- Abbreviation: MAS
- Leader: José Antonio Cruz Oliva Efraín Díaz Arrivillaga Rodolfo Sorto Romero Rafael Alegría Oswaldo Discua Juan Ramón Dermit Melba Reyes
- Founded: March 1976
- Dissolved: 1978
- Succeeded by: PASO
- Ideology: Christian left Socialism
- National affiliation: DC

= Movimiento al Socialismo (Honduras) =

The Movement for Socialism (Movimiento al Socialismo, abbreviated MAS) was a political movement in Honduras, active inside the Christian Democratic Party of Honduras (PDCH).}

== History ==
The split inside DC had begun to emerge in 1975. MAS was constituted at the Sixth National Plenum of the party in March 1976. MAS was founded by a younger generation within the PDCH, with leaders like José Antonio Cruz Oliva, Efraín Díaz Arrivillaga, Rodolfo Sorto Romero, Rafael Alegría, Oswaldo Discua, Juan Ramón Dermit, Melba Reyes and others. Many of its leaders came from university-based organization. Inside PDCH MAS confronted the "El Palo" faction for influence over the organization.

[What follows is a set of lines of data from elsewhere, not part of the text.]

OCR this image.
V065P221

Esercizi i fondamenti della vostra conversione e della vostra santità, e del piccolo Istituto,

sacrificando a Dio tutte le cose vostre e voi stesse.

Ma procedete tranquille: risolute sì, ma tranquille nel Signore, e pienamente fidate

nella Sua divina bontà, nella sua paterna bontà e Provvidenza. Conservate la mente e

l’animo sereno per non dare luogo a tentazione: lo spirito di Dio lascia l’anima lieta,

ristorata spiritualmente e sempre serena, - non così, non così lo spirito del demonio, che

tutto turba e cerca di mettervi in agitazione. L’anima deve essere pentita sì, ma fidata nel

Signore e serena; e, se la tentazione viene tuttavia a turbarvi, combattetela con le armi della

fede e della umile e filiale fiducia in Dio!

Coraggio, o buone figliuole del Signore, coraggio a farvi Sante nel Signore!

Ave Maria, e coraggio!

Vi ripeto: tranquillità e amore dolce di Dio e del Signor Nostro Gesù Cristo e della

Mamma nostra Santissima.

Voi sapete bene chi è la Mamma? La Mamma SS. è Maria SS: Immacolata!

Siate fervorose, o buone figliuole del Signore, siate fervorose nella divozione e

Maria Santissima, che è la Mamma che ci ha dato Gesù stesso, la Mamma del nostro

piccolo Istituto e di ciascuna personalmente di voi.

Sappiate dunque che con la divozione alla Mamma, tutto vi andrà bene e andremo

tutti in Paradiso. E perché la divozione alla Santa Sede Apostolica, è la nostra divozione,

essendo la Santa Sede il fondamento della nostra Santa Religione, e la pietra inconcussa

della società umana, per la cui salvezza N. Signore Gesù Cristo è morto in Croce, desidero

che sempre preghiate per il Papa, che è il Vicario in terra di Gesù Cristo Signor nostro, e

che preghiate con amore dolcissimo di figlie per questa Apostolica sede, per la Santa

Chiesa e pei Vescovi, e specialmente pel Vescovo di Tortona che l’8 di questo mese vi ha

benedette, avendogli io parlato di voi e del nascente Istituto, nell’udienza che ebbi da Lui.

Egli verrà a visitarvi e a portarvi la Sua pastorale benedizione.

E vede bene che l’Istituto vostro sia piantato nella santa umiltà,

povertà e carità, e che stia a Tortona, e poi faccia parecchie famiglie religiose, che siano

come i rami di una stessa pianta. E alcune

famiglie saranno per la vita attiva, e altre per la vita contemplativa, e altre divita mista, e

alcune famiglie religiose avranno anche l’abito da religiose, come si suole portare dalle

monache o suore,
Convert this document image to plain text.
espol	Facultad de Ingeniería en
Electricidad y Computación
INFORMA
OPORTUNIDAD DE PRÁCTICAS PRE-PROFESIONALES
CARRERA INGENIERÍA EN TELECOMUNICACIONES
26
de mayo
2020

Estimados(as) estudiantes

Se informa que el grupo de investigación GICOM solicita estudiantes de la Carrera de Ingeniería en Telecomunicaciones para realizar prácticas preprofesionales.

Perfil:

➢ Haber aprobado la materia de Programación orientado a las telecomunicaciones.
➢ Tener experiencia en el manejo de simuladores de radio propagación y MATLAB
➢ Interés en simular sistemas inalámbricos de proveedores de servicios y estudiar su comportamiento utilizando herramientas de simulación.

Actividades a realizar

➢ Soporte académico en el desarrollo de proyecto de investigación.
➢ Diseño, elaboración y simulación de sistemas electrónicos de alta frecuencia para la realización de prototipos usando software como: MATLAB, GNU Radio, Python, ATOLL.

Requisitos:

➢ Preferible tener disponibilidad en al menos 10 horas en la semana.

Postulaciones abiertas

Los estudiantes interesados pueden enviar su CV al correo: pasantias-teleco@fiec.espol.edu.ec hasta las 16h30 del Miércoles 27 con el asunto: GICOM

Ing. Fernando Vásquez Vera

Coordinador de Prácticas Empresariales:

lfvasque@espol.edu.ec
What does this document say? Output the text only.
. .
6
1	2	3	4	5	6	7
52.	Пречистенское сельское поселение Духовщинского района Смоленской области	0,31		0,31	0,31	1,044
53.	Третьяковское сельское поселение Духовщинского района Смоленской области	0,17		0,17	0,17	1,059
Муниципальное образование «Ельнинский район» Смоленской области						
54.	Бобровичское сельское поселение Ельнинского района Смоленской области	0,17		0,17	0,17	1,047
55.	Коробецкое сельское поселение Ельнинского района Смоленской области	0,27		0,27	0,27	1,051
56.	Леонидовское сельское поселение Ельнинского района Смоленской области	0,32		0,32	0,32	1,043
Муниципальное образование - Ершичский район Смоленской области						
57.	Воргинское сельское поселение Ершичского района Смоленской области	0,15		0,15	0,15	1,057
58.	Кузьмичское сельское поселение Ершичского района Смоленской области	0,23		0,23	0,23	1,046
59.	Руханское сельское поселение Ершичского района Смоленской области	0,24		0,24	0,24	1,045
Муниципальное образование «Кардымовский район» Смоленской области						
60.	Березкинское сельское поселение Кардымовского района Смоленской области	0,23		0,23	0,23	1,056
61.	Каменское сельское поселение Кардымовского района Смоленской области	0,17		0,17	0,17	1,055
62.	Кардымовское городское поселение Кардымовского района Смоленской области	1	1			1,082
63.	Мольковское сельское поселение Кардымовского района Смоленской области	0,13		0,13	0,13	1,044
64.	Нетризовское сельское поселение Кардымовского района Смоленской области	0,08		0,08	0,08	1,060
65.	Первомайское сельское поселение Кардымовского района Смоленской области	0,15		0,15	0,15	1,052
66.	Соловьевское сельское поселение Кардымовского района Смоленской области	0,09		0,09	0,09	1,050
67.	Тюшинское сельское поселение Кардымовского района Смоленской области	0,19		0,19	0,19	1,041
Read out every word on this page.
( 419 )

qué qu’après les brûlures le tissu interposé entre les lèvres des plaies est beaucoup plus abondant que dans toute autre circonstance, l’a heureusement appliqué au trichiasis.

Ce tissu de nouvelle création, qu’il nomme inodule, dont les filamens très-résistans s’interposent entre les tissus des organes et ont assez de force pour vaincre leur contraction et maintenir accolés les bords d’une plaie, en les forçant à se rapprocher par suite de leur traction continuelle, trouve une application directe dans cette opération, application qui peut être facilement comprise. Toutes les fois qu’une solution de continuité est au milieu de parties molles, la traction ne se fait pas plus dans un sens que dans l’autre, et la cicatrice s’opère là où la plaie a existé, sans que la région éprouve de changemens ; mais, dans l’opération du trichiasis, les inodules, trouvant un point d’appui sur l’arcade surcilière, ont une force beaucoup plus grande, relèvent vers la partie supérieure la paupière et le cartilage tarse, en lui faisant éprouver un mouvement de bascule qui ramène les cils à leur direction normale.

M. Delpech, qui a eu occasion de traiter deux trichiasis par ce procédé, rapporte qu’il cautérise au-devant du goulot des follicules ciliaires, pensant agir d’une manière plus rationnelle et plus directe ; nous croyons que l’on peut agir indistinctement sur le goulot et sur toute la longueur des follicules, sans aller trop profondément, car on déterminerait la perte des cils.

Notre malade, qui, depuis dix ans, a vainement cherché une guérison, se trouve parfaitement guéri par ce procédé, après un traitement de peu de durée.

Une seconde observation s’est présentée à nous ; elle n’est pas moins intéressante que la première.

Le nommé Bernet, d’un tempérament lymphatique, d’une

MAS sought to replace the leaderships inside popular organizations linked to the Christian Democratic movement. MAS activists founded the peasants organization Unión Nacional de Campesinos Auténticos de Honduras (UNCAH) in September 1977.

The MAS tendency was expelled from the party at the Seventh National Plenum of the party. Some MAS members, who had been expelled from PDCH, founded the Socialist Party (PASO) in November 1978. The MAS split significantly weakened the PDCH.